Lucy went upstairs to the bedroom, still burning with her insensitivity to Gary. The room, in quiet need of fresh wallpaper, no longer theirs, now hers, still housed the wardrobe where Gary’s work suits hung limply. Unworn for three years and now too big.
She knew she would one day be folding them into black plastic sacks, ready for charity or bin. But not yet, not yet.
She laid out on the bed her evening outfits: a little black number, a dowdy trouser suit, and a silk dress she’d bought on impulse years ago in a designer sale.

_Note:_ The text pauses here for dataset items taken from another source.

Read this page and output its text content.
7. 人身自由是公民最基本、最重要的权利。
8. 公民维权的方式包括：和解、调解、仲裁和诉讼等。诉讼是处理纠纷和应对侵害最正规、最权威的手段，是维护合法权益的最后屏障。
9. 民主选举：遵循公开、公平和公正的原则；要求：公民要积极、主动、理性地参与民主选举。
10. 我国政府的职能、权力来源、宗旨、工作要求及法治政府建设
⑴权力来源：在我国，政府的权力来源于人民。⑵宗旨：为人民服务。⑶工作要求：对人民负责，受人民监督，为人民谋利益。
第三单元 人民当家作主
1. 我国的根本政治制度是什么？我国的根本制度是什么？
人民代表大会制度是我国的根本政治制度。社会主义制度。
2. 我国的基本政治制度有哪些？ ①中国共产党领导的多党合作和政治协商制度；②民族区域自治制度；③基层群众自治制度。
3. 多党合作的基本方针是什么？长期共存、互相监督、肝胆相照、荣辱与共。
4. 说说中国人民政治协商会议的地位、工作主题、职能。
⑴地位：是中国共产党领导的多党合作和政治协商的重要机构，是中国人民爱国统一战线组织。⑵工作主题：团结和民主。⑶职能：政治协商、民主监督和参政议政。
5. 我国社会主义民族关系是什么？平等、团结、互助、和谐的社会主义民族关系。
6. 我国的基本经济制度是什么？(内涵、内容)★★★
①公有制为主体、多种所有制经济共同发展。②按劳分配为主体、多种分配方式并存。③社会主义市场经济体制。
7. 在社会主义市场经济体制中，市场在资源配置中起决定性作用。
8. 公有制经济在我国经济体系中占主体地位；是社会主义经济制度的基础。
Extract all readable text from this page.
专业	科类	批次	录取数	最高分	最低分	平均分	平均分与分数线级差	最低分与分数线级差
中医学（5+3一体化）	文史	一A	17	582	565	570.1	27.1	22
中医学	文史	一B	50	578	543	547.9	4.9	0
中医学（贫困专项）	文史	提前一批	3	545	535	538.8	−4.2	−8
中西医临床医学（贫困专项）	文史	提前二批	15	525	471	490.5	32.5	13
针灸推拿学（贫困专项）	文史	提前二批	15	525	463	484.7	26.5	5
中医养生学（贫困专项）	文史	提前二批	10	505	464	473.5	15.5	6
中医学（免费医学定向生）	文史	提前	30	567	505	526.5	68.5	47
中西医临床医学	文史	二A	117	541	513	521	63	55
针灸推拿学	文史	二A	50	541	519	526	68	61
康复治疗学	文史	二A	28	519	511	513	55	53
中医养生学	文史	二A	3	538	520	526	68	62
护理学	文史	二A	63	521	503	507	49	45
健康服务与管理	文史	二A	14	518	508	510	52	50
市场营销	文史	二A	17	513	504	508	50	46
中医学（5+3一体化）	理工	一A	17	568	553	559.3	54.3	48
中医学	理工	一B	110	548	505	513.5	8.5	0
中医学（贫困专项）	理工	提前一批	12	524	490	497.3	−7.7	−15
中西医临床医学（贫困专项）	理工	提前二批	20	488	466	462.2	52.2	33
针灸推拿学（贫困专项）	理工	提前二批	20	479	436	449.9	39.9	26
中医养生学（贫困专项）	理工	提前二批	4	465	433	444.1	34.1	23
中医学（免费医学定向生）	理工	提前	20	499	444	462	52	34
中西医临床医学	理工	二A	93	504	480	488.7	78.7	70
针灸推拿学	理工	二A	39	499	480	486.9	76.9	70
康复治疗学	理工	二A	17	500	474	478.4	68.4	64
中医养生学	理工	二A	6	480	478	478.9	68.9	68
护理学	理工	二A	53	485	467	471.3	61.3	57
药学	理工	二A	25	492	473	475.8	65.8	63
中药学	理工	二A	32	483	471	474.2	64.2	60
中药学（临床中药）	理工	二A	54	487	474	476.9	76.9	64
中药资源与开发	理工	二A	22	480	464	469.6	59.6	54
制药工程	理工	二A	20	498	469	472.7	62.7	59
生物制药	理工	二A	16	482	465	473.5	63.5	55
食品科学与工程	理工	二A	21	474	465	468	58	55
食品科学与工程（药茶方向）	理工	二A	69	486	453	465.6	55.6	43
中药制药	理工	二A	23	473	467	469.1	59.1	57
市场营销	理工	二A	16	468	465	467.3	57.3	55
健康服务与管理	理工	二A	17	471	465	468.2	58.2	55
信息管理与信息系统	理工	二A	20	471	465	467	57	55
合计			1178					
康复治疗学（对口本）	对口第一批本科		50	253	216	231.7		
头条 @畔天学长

Quickly she undressed and looked at herself. Her body was one you’d see in any shop changing room. Politely called pear-shaped. The Great British Figure. It was, in fact, badly proportioned, with a long body and short legs. The bottom heavier than the top. Lucy was resigned to what she saw: mumsy, well-upholstered, nothing special. A practical model, built for comfort rather than speed or luxury.
She thought of Jenni with her corvette lines and felt ugly, ungainly. Her excitement at going out, being close to Tom, dressing up, withered in the fierceness of reality.
She picked up the little black number and stepped into it. She couldn’t pull it up past her thighs. She didn’t bother to re-hang it in the wardrobe, just put it in the waste bin by the bed. The trouser suit had that sad look of clothes bought in charity shops. She sat holding the silk dress for several minutes before she tried it on, unwilling to see herself again so plain and unattractive.